The use of current-clamped oocytes to measure diffusion potentials enabled us to avoid the use of positive membrane potentials, where the leak current predominates, and preloading of the oocytes with substrate prevented rapid changes in the intracellular concentration. Most important, this technique was able to unequivocally measure the effects of changing Na⁺ and substrate concentrations on the cotransport current alone. Consequently, we feel that this method is likely to provide a true stoichiometric ratio for propionate and for other substrates that involve a high level of passive, nonelectrogenic diffusion and whose cotransport stoichiometry cannot therefore be measured using other techniques. For this technique to work, the effect of changing external Na⁺ and substrate concentrations needs to be almost exclusively through the cotransporter studied. In control (noninjected) oocytes and in SMCT1-expressing oocytes (before exposure to monocarboxylates), changing the external Na⁺ concentration produced a small depolarizing effect that became negligible when the conductance of the oocyte was quintupled by the cotransport current of SMCT1. Changing the level of lactic acid or propionic acid in the bathing medium did not change membrane potential, and consequently the substrate changes did not appreciably change any conductances other than those passing through SMCT1 cotransport.

As measurements of voltage-clamped reversal potentials indicated a 3:1 stoichiometry for both propionate and lactate cotransport, it is instructive to consider why this particular technique provided inaccurate stoichiometric measurements for SMCT1. One significant factor is the nature of the leak currents (currents passing through the protein in the absence of substrate and/or cotransported ions). First demonstrated through SGLT1 (25), leak currents could be due to outward cotransport through the protein or to uncoupled ionic flux through the cotransporter. The leak current through SGLT1 did not pose a significant problem for the measurement of stoichiometry because, as described by the kinetic model proposed for this cotransporter, the leak current is in competition with the cotransport current. It was estimated that the leak was equal to cotransport current when glucose reached 10 μM and rapidly became negligible when the glucose concentration was further increased (10). In the case of SMCT1, the leak current is an inward flux of inorganic anions (M. J. Coady, B. Wallendorff, and J.-Y. Lapointe, unpublished) and there is a low degree of competition observed between the leak and cotransport currents. More important, the leak current vastly predominates at positive membrane potentials, where the SMCT1 cotransport reversal potentials would lie, even if >90% of the external Cl⁻ is replaced by an impermeant anion. Consequently, although this technique works well with some cotransport proteins, it failed to accurately measure SMCT1 stoichiometry.

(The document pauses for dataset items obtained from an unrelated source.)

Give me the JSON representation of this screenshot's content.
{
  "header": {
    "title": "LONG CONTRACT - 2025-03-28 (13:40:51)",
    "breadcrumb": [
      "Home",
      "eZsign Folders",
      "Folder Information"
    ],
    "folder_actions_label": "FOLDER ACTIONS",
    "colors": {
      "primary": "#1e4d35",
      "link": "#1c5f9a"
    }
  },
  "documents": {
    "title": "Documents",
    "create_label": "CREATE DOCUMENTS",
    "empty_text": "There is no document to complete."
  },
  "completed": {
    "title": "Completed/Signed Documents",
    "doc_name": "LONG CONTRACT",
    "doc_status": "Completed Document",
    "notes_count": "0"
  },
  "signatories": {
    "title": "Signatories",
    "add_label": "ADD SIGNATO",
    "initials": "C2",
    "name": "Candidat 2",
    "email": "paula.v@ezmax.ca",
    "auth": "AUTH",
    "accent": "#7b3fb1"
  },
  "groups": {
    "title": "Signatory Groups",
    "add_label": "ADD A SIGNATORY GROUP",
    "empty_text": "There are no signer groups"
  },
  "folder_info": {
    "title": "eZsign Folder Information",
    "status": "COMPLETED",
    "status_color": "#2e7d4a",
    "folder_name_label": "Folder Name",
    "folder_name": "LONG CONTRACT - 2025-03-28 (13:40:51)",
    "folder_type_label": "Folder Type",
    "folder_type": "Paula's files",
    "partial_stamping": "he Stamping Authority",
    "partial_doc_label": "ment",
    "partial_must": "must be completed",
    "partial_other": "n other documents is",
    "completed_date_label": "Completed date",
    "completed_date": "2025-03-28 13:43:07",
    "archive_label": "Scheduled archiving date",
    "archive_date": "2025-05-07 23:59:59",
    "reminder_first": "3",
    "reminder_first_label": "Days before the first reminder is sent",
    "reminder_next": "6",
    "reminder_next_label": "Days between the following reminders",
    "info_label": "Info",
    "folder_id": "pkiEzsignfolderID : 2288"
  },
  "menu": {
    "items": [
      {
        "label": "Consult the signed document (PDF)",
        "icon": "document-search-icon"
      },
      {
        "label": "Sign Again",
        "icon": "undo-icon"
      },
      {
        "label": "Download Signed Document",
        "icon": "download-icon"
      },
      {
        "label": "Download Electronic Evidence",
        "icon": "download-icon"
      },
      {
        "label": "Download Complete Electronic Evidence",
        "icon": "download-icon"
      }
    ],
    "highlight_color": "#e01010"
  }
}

In addition, we measured the stoichiometry of the leak current passing through SMCT1 to confirm that it was purely due to anionic passage. We measured a stoichiometric value of 1 osmolyte/charge, indicating a purely anionic influx without any evidence of outward cotransport of the oocyte's native intracellular Na⁺ and monocarboxylates.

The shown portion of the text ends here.